Truth to Power (as much as an editor lets pass)

Kudos again to Eugene Robinson, this time for fighting the Republican re-write of history by people who weren’t even there. (Or were high at the time.) mjh

Eugene Robinson – Good Morning, Vietnam! – washingtonpost.com

But seeking support for the war in Iraq by reminding the nation about Vietnam? I’d feel better if I thought this was just some exquisitely subtle, deeply cynical gambit, yet I have the sinking feeling that Bush actually believes the nonsensical version of history he’s peddling. I fear the man is on a mission to rewrite the past. …

[Bush said:] “Here at home, some can argue our withdrawal from Vietnam carried no price to American credibility — but the terrorists see it differently.”

Lest anyone think this was merely a random rhetorical spasm, outgoing White House political czar Karl Rove wrote an article in the conservative National Review last week that included this passage: “If the outcome [in Iraq] is like what happened in Vietnam after America abandoned our allies and the region descended into chaos, violence and danger, history’s judgment will be harsh. History will see President Bush as right, and the opponents of his policy as mistaken — as George McGovern was in his time.”

What?

For the record, the illegal U.S. bombing of Cambodia destabilized that country and boosted the Khmer Rouge, who eventually took power and exterminated those “millions” in the “killing fields.” The monstrous Khmer Rouge regime was finally ousted by . . . none other than the communists who took power in Vietnam after the American withdrawal. Oh, and it was Richard Nixon who negotiated and began the U.S. pullout. Gerald Ford presided over the fall of Saigon. Both of them were Republicans, as I recall.

And George McGovern, who never got to be president, was right.

Bush, Rove, Dick Cheney and the other principal architects of the Iraq war never served in Vietnam — in fact, they went to great lengths to put distance between themselves and the military adventure they now describe as both necessary and noble. At the moment, though, I’m less concerned about their hypocrisy than their distortion of history.

To say the United States should not have withdrawn its forces from Vietnam is to say that there was something those forces could have done — something beyond napalm, carpet-bombing, destroying villages in order to save them — that would have led to some kind of “victory.” Of course, Bush and the others don’t say what that special something might have been, because they don’t know.
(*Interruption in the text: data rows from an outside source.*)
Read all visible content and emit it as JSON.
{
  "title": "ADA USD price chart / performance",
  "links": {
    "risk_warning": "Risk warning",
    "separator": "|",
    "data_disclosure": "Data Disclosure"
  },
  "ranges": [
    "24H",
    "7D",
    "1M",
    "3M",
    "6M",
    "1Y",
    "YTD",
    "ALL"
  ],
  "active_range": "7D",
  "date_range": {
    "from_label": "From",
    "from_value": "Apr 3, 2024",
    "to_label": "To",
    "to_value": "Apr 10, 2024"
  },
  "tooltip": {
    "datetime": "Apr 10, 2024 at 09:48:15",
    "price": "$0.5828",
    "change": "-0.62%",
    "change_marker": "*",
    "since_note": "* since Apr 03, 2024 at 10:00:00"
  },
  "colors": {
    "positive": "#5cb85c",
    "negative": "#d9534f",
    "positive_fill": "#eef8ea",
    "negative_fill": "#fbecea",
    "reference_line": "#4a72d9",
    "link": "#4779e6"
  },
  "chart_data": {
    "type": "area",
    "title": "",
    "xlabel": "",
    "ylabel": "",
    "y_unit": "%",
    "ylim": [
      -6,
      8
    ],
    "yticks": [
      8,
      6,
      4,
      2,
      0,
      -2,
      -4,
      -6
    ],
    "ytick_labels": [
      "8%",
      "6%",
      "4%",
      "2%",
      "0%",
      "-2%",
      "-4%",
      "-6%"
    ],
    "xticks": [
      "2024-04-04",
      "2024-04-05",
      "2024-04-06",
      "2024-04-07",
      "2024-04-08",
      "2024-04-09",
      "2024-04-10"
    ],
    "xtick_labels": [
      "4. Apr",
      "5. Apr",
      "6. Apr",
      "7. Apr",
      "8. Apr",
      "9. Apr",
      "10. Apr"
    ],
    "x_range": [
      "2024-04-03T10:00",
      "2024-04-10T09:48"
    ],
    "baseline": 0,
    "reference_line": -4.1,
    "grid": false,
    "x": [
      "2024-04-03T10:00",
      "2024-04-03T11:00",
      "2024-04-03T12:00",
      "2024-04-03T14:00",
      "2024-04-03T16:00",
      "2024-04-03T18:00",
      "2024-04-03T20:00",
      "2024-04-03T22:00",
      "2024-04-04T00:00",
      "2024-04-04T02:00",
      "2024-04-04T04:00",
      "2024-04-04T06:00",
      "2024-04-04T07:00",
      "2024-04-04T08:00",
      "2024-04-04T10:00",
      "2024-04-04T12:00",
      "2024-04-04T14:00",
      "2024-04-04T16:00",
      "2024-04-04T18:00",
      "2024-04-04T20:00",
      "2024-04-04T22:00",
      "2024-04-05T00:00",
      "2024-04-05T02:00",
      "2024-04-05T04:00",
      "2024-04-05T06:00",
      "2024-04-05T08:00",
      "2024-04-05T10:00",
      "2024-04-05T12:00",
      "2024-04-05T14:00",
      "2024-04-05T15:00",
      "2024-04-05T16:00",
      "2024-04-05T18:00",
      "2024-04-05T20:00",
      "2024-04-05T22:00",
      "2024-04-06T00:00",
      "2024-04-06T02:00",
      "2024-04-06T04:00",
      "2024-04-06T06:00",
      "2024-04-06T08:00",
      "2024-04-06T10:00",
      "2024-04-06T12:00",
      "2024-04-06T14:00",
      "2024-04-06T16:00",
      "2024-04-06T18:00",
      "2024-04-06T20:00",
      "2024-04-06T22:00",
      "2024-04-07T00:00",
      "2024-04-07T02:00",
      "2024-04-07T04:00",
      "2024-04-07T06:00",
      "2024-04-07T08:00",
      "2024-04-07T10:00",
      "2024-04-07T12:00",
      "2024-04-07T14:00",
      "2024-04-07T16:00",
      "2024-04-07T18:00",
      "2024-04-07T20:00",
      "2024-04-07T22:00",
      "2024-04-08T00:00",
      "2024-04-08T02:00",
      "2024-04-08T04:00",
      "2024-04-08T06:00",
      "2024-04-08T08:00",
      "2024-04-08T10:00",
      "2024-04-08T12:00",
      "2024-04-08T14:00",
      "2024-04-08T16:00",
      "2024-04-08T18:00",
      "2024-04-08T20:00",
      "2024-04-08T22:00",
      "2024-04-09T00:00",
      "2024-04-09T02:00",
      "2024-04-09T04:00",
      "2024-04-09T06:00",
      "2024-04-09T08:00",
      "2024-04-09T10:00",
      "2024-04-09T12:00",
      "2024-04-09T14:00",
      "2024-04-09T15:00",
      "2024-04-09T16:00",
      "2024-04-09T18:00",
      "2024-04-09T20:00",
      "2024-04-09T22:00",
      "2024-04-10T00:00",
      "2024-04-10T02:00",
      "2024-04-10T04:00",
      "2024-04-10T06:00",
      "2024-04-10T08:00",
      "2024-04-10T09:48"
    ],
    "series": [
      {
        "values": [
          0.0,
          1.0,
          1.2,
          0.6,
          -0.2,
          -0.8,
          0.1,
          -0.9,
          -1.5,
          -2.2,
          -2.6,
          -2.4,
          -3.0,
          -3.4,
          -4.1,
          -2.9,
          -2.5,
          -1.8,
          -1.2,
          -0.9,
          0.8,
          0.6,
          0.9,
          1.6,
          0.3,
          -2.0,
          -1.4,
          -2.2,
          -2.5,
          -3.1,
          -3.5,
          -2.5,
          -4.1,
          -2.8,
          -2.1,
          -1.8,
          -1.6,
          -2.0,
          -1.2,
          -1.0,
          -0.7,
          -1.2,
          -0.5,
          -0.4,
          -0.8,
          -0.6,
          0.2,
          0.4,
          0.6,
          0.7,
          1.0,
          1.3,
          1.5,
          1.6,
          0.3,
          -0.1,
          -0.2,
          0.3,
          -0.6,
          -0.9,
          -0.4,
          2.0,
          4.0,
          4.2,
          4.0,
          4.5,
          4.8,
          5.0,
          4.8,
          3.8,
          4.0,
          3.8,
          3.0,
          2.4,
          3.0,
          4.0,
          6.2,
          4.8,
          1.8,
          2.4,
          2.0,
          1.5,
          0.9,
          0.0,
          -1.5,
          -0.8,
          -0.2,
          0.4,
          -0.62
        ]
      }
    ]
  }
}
They’re seeing nothing but a historical mirage.

Bush seems to want to return to a golden age when America confidently threw its weight around wherever, whenever and however it pleased. The problem is that no such golden age existed. American power has always had its limits, and there have always been some wars that simply couldn’t be won.

Bush and his enablers seem to forget that it was Dwight D. Eisenhower — a man with a bit more experience in running a war than the tinhorn generalissimos now occupying the White House — who realized that the most we could achieve in Korea was a stalemate. [mjh: Curiously, the Journal left this one paragraph out without inserting an ellipsis. Was “tinhorn generalissimos” too galling?]

George W. Bush wants us to remember Vietnam? Fine, then let’s remember those iconic images — the Viet Cong prisoner being executed in cold blood with a pistol shot to the temple, the little girl running naked and screaming from a napalm attack. Let’s remember how little we really understood about Vietnamese society. Let’s remember how wrong the domino theory proved to be. Let’s remember how much damage prolonging an unpopular war did to our armed forces and our nation, and how long it took us to recover.

Thanks for the reminder, Mr. President. When you talk about “victory” in Iraq and the Petraeus report discerns a light at the end of the tunnel, we’ll think of Vietnam.